On the evenings preceding Christmas, people would visit the churches to view the nativity plays and some even partook in candlelight services. Many also attended midnight mass at the churches on Christmas Eve. Also on Christmas Eve, parents would take their children to the city for window shopping, or to purchase toys and goodies. Harris at Rose Hall used to be crowded as revellers rushed to have boiled channa, cake, drinks and ice-cream, and acquire new clothing. Before the children (myself included) went to bed on Christmas Eve, they were instructed to hang socks and to pray and make a promise never again to use profanity or behave bad in order for Santa to give them gifts. And low and behold, when I woke up in the morning, there were small gifts and coins in the socks. For most, especially the young, Christmas excitement was at its peak with the baking of the cake and bread. The fresh bread usually went well with Dutch head (Edam) cheese and soft drinks or pine drink or kool aid or sorrel or ginger beer or mauby. Sponge and fruit cake were baked around this time after dried imported fruits (raisins, currants, cherries, citrus, prunes) for black cake were minced and soaked well in advance. A large cast iron mince mill, bolted to the end of a table (same one used to grind garlic, pepper and mango for the making of achar), was used to grind the mixture of these fruits to a pulp. The mixture was then placed in a bottle and rum and wine (made from jamoon fruits or purchased from the stores) were poured into it; in a couple of months it was ready for the delicious black cake.

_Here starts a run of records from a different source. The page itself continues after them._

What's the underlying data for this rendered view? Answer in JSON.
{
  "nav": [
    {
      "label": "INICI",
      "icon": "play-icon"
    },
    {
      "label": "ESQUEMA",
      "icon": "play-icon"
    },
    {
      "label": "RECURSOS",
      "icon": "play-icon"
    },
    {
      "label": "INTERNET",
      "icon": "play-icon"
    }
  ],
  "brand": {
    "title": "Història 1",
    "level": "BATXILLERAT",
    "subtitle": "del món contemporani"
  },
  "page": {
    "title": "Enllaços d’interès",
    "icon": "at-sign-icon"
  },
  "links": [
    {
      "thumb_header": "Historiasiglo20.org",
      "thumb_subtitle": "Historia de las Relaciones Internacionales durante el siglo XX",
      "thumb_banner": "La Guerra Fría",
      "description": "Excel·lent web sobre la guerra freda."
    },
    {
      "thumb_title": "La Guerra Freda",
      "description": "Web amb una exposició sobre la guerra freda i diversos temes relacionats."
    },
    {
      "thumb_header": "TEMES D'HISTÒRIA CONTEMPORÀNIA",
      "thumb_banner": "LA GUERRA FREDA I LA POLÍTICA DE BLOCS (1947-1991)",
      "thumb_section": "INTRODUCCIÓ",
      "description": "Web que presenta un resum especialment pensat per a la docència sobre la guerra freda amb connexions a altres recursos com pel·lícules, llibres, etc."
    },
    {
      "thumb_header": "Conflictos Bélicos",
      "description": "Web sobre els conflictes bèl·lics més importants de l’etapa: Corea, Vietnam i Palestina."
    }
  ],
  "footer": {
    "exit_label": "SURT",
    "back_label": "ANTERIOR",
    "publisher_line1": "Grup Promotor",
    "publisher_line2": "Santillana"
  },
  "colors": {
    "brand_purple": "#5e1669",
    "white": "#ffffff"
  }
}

The children usually "beat" the eggs or assisted in mixing the cake in a huge enamel bucket or basin. The cake was usually washed down with cydrax or aereated drinks or kool aid. No Christmas Eve was without masquerade bands (musicians with mouth organ, flute and drums) - men dressed in skirts with live music - which would go street to street and house to house to dance and receive donations. The young, including myself, would have a terrific time and the extra money would come in handy to purchase goodies. And during the festival, children would make their own fireworks from the tin of carbon which when lit set off a bang, much like that of a firecracker. Steel wool, dipped in kerosene, when lit provided local fireworks. Christmas day involved more of the same as the night before - more masquerade bands, exchanging of gifts, cake, food, and drinks. Early Christmas morning, the sheep, goat, fowl and duck would be killed.

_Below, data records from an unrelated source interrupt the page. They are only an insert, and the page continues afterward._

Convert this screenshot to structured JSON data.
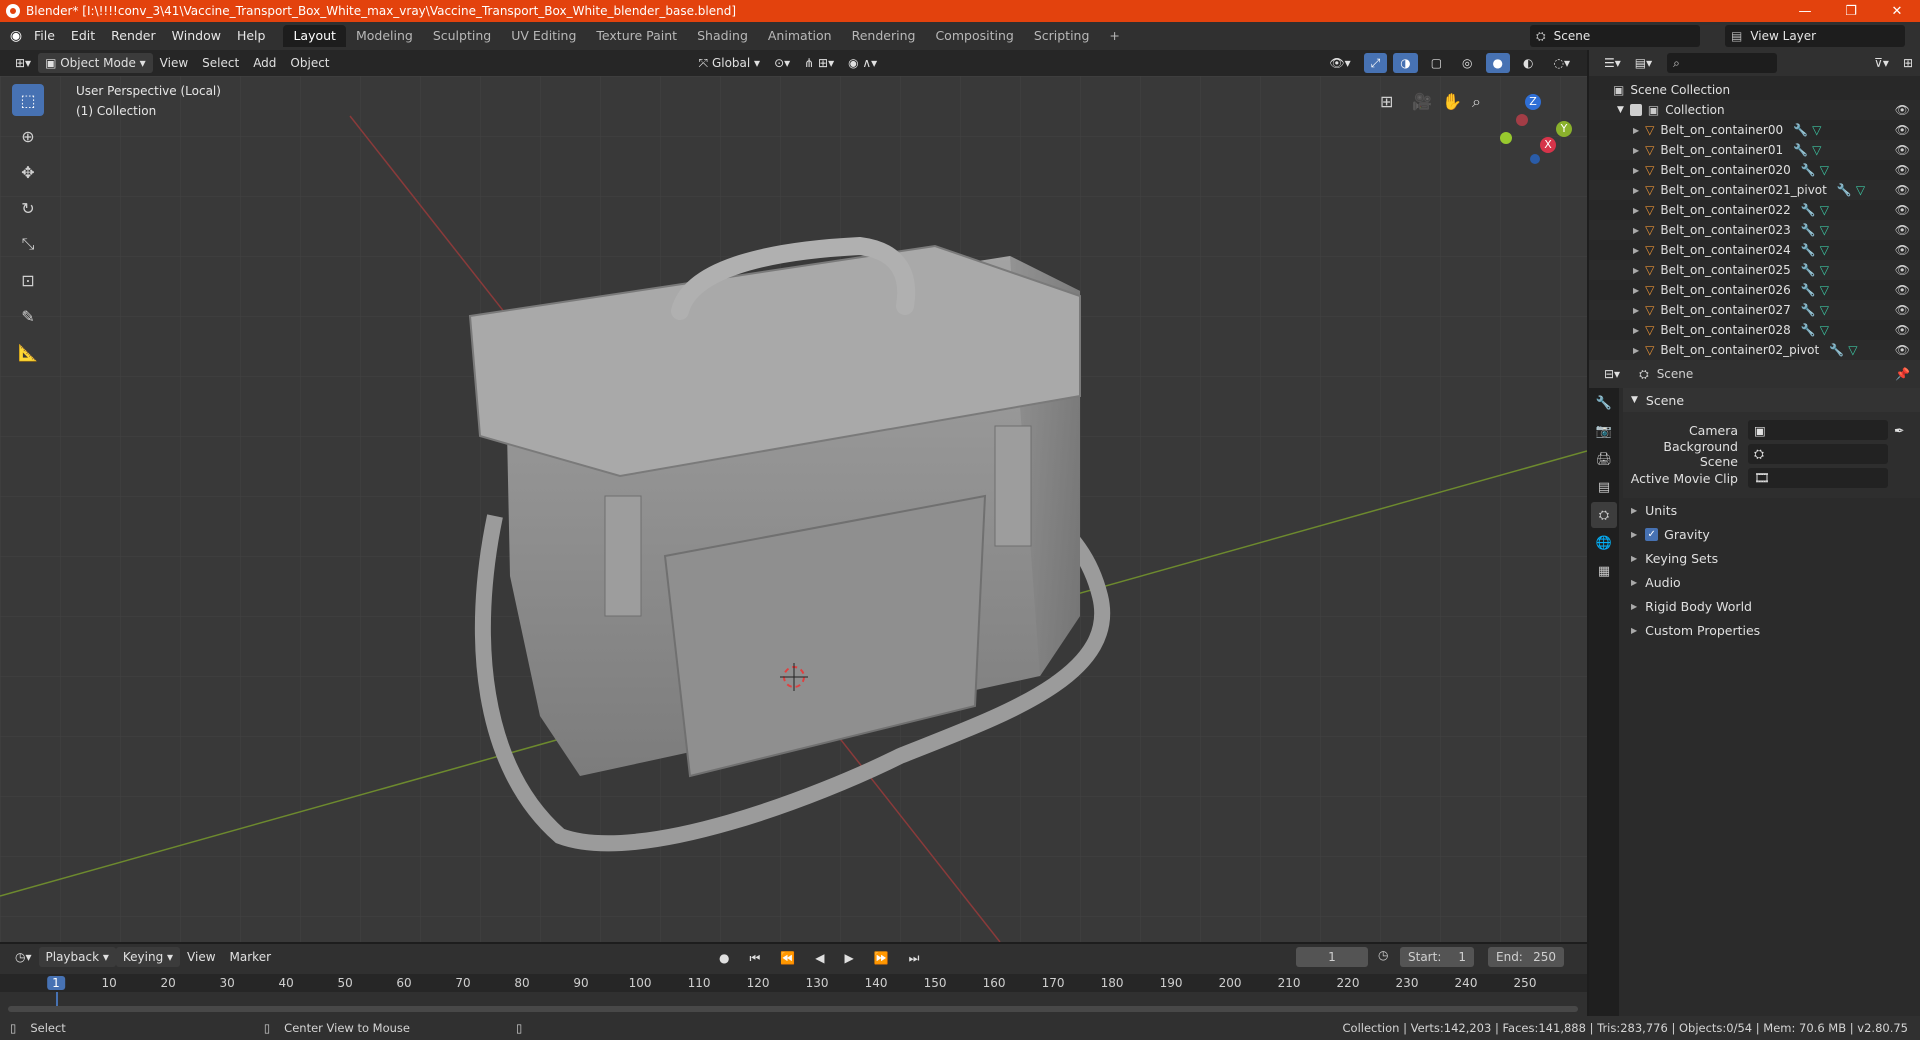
{
  "window": {
    "title": "Blender* [I:\\!!!!conv_3\\41\\Vaccine_Transport_Box_White_max_vray\\Vaccine_Transport_Box_White_blender_base.blend]",
    "min": "—",
    "max": "❐",
    "close": "✕"
  },
  "menu": [
    "File",
    "Edit",
    "Render",
    "Window",
    "Help"
  ],
  "workspaces": [
    "Layout",
    "Modeling",
    "Sculpting",
    "UV Editing",
    "Texture Paint",
    "Shading",
    "Animation",
    "Rendering",
    "Compositing",
    "Scripting"
  ],
  "workspace_add": "+",
  "scene_name": "Scene",
  "view_layer": "View Layer",
  "viewport_header": {
    "mode": "Object Mode",
    "view": "View",
    "select": "Select",
    "add": "Add",
    "object": "Object",
    "transform": "Global"
  },
  "viewport": {
    "perspective": "User Perspective (Local)",
    "collection": "(1) Collection",
    "gizmo_z": "Z",
    "gizmo_y": "Y",
    "gizmo_x": "X"
  },
  "outliner": {
    "scene_collection": "Scene Collection",
    "collection": "Collection",
    "objects": [
      "Belt_on_container00",
      "Belt_on_container01",
      "Belt_on_container020",
      "Belt_on_container021_pivot",
      "Belt_on_container022",
      "Belt_on_container023",
      "Belt_on_container024",
      "Belt_on_container025",
      "Belt_on_container026",
      "Belt_on_container027",
      "Belt_on_container028",
      "Belt_on_container02_pivot"
    ]
  },
  "properties": {
    "context": "Scene",
    "panel": "Scene",
    "camera_label": "Camera",
    "bg_scene_label": "Background Scene",
    "movie_clip_label": "Active Movie Clip",
    "sections": [
      "Units",
      "Gravity",
      "Keying Sets",
      "Audio",
      "Rigid Body World",
      "Custom Properties"
    ]
  },
  "timeline": {
    "playback": "Playback",
    "keying": "Keying",
    "view": "View",
    "marker": "Marker",
    "current_frame": "1",
    "start_label": "Start:",
    "start": "1",
    "end_label": "End:",
    "end": "250",
    "ticks": [
      "1",
      "10",
      "20",
      "30",
      "40",
      "50",
      "60",
      "70",
      "80",
      "90",
      "100",
      "110",
      "120",
      "130",
      "140",
      "150",
      "160",
      "170",
      "180",
      "190",
      "200",
      "210",
      "220",
      "230",
      "240",
      "250"
    ]
  },
  "status": {
    "select": "Select",
    "center_view": "Center View to Mouse",
    "stats": "Collection | Verts:142,203 | Faces:141,888 | Tris:283,776 | Objects:0/54 | Mem: 70.6 MB | v2.80.75"
  }
}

And the cooking would begin very early for lunch; curried and massala dishes and dhal-puri and pachounie (intestines, liver, heart, tripe of goat or sheep) with bara, phulourie were the favourite among all groups of people. Accompanying these delicious meals were fresh fruits (apples, pears, grapes) and dried dates from the temperate countries. For some strange reason, people associate apples and grapes with the season when in fact they don't grow in the US during winter. They were and probably still are called Christmas apples. After a hearty lunch, people would gather around their radios (there were few phones around during this time) to listen to Christmas greetings from students and relatives in England, the US, and Canada. Hearing one's name from a greeting sent from overseas created quite an excitement. The celebration continued on Boxing Day with more greetings. The celebration repeated itself on Old Year's night and during the New Year when people again listened to greetings coming from abroad. Those were the good old days.